Гора вырастает перед нами, круче задирает свой мохнатый бок. Тропинка виляет, вязнет в буреломе, врезается в кустарник. Идем, повторяя странные ходы зверя. Мы нанизаны, как две бусинки, на нить медвежьей тропы.

Ощущаю стук своего сердца. Это плохо. Стучит усталость. Винтовка вплетается в кусты. Рюкзак ехидно ерзает по мокрой спине.

Усталость сужает мир. Утром мне принадлежало все: и солнце, и небо, и дальний изломанный горизонт. Но у меня нет сил долго удерживать все это.

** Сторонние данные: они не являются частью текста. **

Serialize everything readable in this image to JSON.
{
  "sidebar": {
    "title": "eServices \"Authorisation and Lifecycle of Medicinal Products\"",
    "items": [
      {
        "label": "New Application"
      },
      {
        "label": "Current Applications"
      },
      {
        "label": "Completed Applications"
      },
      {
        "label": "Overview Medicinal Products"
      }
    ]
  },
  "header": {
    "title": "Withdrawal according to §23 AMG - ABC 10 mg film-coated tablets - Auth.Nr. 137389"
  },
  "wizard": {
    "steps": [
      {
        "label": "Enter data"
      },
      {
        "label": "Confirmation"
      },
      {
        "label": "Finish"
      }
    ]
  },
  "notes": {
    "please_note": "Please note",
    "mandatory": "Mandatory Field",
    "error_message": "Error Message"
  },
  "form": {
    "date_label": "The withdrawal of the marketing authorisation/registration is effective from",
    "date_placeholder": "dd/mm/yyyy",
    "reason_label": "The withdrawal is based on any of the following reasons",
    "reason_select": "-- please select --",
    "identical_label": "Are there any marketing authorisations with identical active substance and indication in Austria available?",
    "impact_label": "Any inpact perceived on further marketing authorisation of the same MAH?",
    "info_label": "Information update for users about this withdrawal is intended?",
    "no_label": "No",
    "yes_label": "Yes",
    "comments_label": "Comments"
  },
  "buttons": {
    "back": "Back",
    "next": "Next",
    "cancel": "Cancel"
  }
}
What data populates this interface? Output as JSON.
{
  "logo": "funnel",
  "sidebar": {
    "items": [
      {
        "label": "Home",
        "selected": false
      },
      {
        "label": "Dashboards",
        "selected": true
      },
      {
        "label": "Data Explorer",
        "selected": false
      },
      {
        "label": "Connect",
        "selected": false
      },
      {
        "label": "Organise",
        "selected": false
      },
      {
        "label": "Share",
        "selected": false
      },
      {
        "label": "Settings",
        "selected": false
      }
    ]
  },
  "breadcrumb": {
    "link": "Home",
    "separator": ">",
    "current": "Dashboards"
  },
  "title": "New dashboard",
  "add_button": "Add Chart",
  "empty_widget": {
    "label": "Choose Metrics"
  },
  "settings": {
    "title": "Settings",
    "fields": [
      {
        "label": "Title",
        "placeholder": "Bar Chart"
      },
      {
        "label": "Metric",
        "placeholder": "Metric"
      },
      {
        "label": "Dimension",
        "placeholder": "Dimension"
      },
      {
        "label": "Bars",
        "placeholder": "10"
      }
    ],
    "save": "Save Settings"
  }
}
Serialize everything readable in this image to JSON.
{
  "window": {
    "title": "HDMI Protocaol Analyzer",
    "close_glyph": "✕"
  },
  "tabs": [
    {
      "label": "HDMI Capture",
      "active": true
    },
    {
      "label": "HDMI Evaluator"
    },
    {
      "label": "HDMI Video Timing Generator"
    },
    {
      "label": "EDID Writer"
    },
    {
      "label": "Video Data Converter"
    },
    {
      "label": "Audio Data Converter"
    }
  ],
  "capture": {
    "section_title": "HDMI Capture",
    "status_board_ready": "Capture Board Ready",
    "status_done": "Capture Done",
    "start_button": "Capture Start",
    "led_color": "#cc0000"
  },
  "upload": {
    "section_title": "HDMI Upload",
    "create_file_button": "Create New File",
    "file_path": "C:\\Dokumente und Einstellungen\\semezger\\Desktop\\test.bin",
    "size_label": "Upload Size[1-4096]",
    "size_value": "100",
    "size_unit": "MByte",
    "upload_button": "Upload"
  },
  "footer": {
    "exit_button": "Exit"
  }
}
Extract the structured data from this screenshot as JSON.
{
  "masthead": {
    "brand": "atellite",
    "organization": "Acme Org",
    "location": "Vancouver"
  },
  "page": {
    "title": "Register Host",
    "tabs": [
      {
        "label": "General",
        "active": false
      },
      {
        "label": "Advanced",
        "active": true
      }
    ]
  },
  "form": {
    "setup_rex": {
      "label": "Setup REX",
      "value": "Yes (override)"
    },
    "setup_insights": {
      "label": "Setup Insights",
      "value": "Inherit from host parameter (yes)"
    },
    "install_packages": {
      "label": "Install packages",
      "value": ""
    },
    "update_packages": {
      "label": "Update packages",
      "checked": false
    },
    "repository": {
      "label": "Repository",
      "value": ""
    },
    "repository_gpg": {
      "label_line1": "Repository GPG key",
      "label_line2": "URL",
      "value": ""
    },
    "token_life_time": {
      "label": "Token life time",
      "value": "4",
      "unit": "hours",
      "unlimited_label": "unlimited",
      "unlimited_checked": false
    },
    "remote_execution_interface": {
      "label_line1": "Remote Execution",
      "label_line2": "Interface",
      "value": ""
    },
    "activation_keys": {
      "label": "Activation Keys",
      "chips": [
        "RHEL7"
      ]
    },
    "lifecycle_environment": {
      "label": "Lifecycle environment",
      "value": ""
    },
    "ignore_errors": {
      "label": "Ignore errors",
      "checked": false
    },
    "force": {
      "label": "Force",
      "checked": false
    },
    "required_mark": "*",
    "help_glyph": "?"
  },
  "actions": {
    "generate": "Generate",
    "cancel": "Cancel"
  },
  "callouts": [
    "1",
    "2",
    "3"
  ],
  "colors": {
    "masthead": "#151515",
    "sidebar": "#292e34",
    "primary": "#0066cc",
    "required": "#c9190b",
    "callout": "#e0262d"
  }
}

Сначала отказываюсь от дальнего горизонта. Затем исчезают ближние вершины гор. Мир сужается с каждым шагом подъема.

Когда усталость навалится всей тяжестью своей мягкой туши, у меня останутся лишь стук сердца и бесконечные шаги. В замкнутый мир будут мгновенно врезаться матовая ягода малины, дерево с заломленными руками-сучьями, собственный сапог…

Иду мерно. Со стороны не узнать, что я чувствую стук своего сердца.

Останавливаемся. Лена поднимает обломок. Крупные молочно-белые зерна кварца, блестящие темные листочки слюды — биотита. Гранит-порфир? Начинаем рыскать по склону. Много плиток красного песчаника. Граниты редки.

— Сверху скатились, — прерывисто говорит Лена.

— Да, конечно, — соглашаюсь спокойно. Не вырвалось бы судорожное дыхание. Не устать нельзя. Можно скрыть усталость.

Вновь подъем. Раздражает беспокойный рюкзак. Злит неуклюжая, бестолковая винтовка. Какая глупость — взять ее! Кость поперек горла.

Иду впереди, раздирая цепкую хватку кустов. Пот заливает глаза. За спиной торопливо дышит Лена.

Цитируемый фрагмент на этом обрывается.